The critical compliance questions identified above are addressed across Stages 2–4. Stage 2 (Governance Foundation) establishes the risk classification, data flows, and governance policy. Stage 3 (Regulatory Alignment) produces the detailed obligation matrices, DPIA template, and ICO audit gap analysis. Stage 4 (Monitoring Controls) addresses ongoing bias monitoring and incident response.

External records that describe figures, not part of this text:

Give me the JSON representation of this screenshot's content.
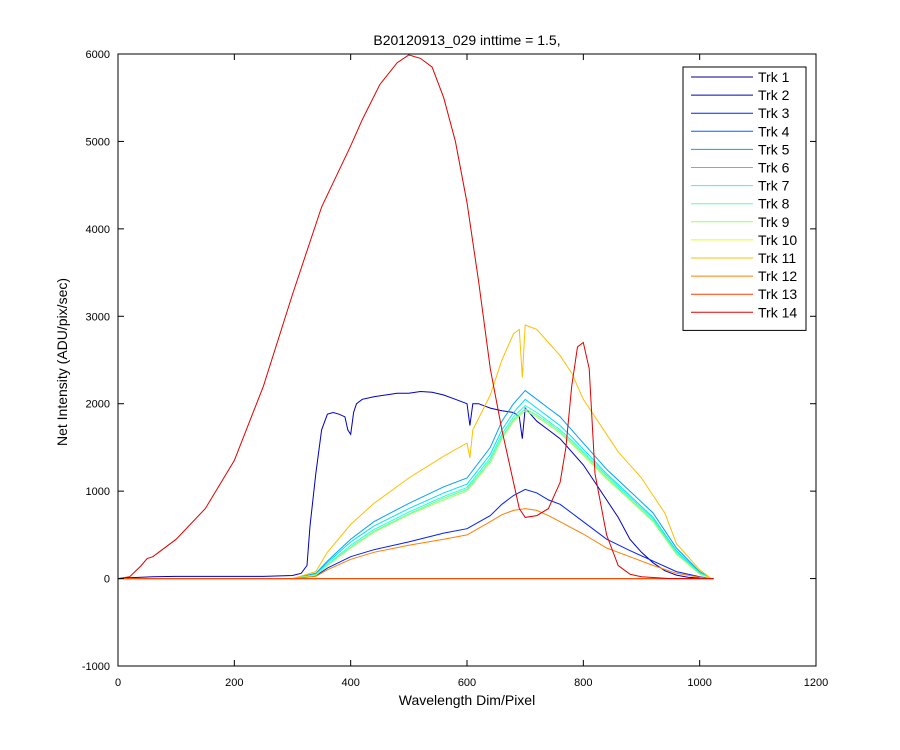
{
  "chart_data": {
    "type": "line",
    "title": "B20120913_029 inttime = 1.5,",
    "xlabel": "Wavelength Dim/Pixel",
    "ylabel": "Net Intensity (ADU/pix/sec)",
    "xlim": [
      0,
      1200
    ],
    "ylim": [
      -1000,
      6000
    ],
    "xticks": [
      0,
      200,
      400,
      600,
      800,
      1000,
      1200
    ],
    "yticks": [
      -1000,
      0,
      1000,
      2000,
      3000,
      4000,
      5000,
      6000
    ],
    "grid": false,
    "legend_position": "top-right",
    "series": [
      {
        "name": "Trk 1",
        "color": "#00008F",
        "x": [
          0,
          1024
        ],
        "y": [
          0,
          0
        ]
      },
      {
        "name": "Trk 2",
        "color": "#0000BF",
        "x": [
          0,
          20,
          60,
          100,
          150,
          200,
          250,
          300,
          315,
          325,
          330,
          340,
          350,
          360,
          370,
          380,
          390,
          395,
          400,
          405,
          410,
          420,
          440,
          460,
          480,
          500,
          520,
          540,
          560,
          580,
          600,
          605,
          610,
          620,
          640,
          660,
          680,
          690,
          695,
          700,
          720,
          740,
          760,
          780,
          800,
          820,
          840,
          860,
          880,
          900,
          920,
          940,
          960,
          980,
          1000,
          1020
        ],
        "y": [
          0,
          10,
          20,
          25,
          25,
          25,
          25,
          35,
          60,
          150,
          600,
          1200,
          1700,
          1880,
          1900,
          1880,
          1850,
          1700,
          1650,
          1900,
          2000,
          2050,
          2080,
          2100,
          2120,
          2120,
          2140,
          2130,
          2100,
          2050,
          2000,
          1750,
          2000,
          2000,
          1950,
          1920,
          1900,
          1850,
          1600,
          1950,
          1800,
          1700,
          1600,
          1450,
          1300,
          1100,
          900,
          700,
          450,
          300,
          180,
          90,
          40,
          15,
          5,
          0
        ]
      },
      {
        "name": "Trk 3",
        "color": "#0020FF",
        "x": [
          0,
          300,
          340,
          360,
          400,
          440,
          500,
          560,
          600,
          640,
          660,
          680,
          700,
          720,
          740,
          760,
          780,
          800,
          840,
          880,
          920,
          960,
          1000,
          1020
        ],
        "y": [
          0,
          0,
          30,
          120,
          250,
          330,
          420,
          520,
          570,
          720,
          850,
          950,
          1020,
          980,
          900,
          850,
          750,
          650,
          450,
          320,
          200,
          80,
          20,
          0
        ]
      },
      {
        "name": "Trk 4",
        "color": "#0060FF",
        "x": [
          0,
          1024
        ],
        "y": [
          0,
          0
        ]
      },
      {
        "name": "Trk 5",
        "color": "#00A0FF",
        "x": [
          0,
          300,
          340,
          360,
          400,
          440,
          500,
          560,
          600,
          640,
          660,
          680,
          700,
          720,
          740,
          760,
          780,
          800,
          840,
          880,
          920,
          960,
          1000,
          1020
        ],
        "y": [
          0,
          0,
          60,
          200,
          450,
          650,
          860,
          1050,
          1150,
          1500,
          1800,
          2000,
          2150,
          2050,
          1950,
          1850,
          1700,
          1550,
          1250,
          1000,
          750,
          350,
          80,
          0
        ]
      },
      {
        "name": "Trk 6",
        "color": "#00E0FF",
        "x": [
          0,
          300,
          340,
          360,
          400,
          440,
          500,
          560,
          600,
          640,
          660,
          680,
          700,
          720,
          740,
          760,
          780,
          800,
          840,
          880,
          920,
          960,
          1000,
          1020
        ],
        "y": [
          0,
          0,
          50,
          180,
          420,
          600,
          800,
          980,
          1080,
          1420,
          1700,
          1900,
          2050,
          1950,
          1850,
          1750,
          1620,
          1480,
          1200,
          950,
          700,
          320,
          70,
          0
        ]
      },
      {
        "name": "Trk 7",
        "color": "#20FFDF",
        "x": [
          0,
          300,
          340,
          360,
          400,
          440,
          500,
          560,
          600,
          640,
          660,
          680,
          700,
          720,
          740,
          760,
          780,
          800,
          840,
          880,
          920,
          960,
          1000,
          1020
        ],
        "y": [
          0,
          0,
          45,
          160,
          380,
          560,
          760,
          940,
          1040,
          1380,
          1650,
          1850,
          1980,
          1900,
          1800,
          1700,
          1580,
          1450,
          1180,
          930,
          680,
          300,
          60,
          0
        ]
      },
      {
        "name": "Trk 8",
        "color": "#60FF9F",
        "x": [
          0,
          300,
          340,
          360,
          400,
          440,
          500,
          560,
          600,
          640,
          660,
          680,
          700,
          720,
          740,
          760,
          780,
          800,
          840,
          880,
          920,
          960,
          1000,
          1020
        ],
        "y": [
          0,
          0,
          40,
          150,
          360,
          540,
          740,
          920,
          1020,
          1350,
          1620,
          1820,
          1940,
          1870,
          1780,
          1680,
          1560,
          1430,
          1160,
          910,
          660,
          290,
          55,
          0
        ]
      },
      {
        "name": "Trk 9",
        "color": "#A0FF5F",
        "x": [
          0,
          300,
          340,
          360,
          400,
          440,
          500,
          560,
          600,
          640,
          660,
          680,
          700,
          720,
          740,
          760,
          780,
          800,
          840,
          880,
          920,
          960,
          1000,
          1020
        ],
        "y": [
          0,
          0,
          40,
          150,
          350,
          530,
          730,
          900,
          1000,
          1330,
          1600,
          1800,
          1920,
          1850,
          1760,
          1660,
          1540,
          1410,
          1140,
          900,
          650,
          280,
          50,
          0
        ]
      },
      {
        "name": "Trk 10",
        "color": "#E0FF1F",
        "x": [
          0,
          1024
        ],
        "y": [
          0,
          0
        ]
      },
      {
        "name": "Trk 11",
        "color": "#FFBF00",
        "x": [
          0,
          300,
          340,
          360,
          400,
          440,
          500,
          560,
          600,
          605,
          610,
          640,
          660,
          680,
          690,
          695,
          700,
          720,
          740,
          760,
          780,
          800,
          840,
          860,
          880,
          900,
          920,
          940,
          960,
          1000,
          1020
        ],
        "y": [
          0,
          0,
          80,
          300,
          620,
          860,
          1150,
          1400,
          1550,
          1380,
          1700,
          2100,
          2500,
          2800,
          2850,
          2300,
          2900,
          2850,
          2700,
          2550,
          2350,
          2050,
          1650,
          1450,
          1300,
          1150,
          950,
          750,
          400,
          100,
          0
        ]
      },
      {
        "name": "Trk 12",
        "color": "#FF7F00",
        "x": [
          0,
          300,
          340,
          360,
          400,
          440,
          500,
          560,
          600,
          640,
          660,
          680,
          700,
          720,
          740,
          760,
          780,
          800,
          840,
          880,
          920,
          960,
          1000,
          1020
        ],
        "y": [
          0,
          0,
          25,
          100,
          220,
          300,
          380,
          450,
          500,
          650,
          730,
          780,
          800,
          780,
          720,
          650,
          580,
          510,
          350,
          250,
          150,
          60,
          15,
          0
        ]
      },
      {
        "name": "Trk 13",
        "color": "#FF3F00",
        "x": [
          0,
          1024
        ],
        "y": [
          0,
          0
        ]
      },
      {
        "name": "Trk 14",
        "color": "#DF0000",
        "x": [
          0,
          20,
          40,
          50,
          60,
          70,
          100,
          150,
          200,
          250,
          300,
          350,
          400,
          420,
          450,
          480,
          500,
          520,
          540,
          560,
          580,
          600,
          620,
          640,
          660,
          680,
          690,
          700,
          720,
          740,
          760,
          770,
          780,
          790,
          800,
          810,
          820,
          840,
          860,
          880,
          900,
          950,
          1000,
          1024
        ],
        "y": [
          0,
          20,
          150,
          230,
          250,
          300,
          450,
          800,
          1350,
          2200,
          3250,
          4250,
          4950,
          5250,
          5650,
          5900,
          5990,
          5950,
          5850,
          5500,
          5000,
          4300,
          3400,
          2400,
          1700,
          1100,
          800,
          700,
          720,
          800,
          1100,
          1500,
          2200,
          2650,
          2700,
          2400,
          1200,
          500,
          150,
          50,
          20,
          0,
          0,
          0
        ]
      }
    ]
  }
}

All references to Sable AI Ltd characteristics are built on unverified assumptions — see ASSUMPTIONS-LOG.md. This document does not constitute legal advice. Items flagged [LEGAL REVIEW REQUIRED] must be reviewed by a qualified UK data protection solicitor before operational reliance.
Cross-references: L2-3.4-DPIA-Template-v1.md (forthcoming); L2-3.3-ICO-Audit-Gap-Analysis-v1.md (forthcoming); L3-4.2-Bias-Monitoring-Protocol-v1.md (forthcoming); L4-5.1-Data-Processing-Agreement-Template-v1.md (forthcoming); L4-5.2-Candidate-Transparency-Notice-v1.md (forthcoming).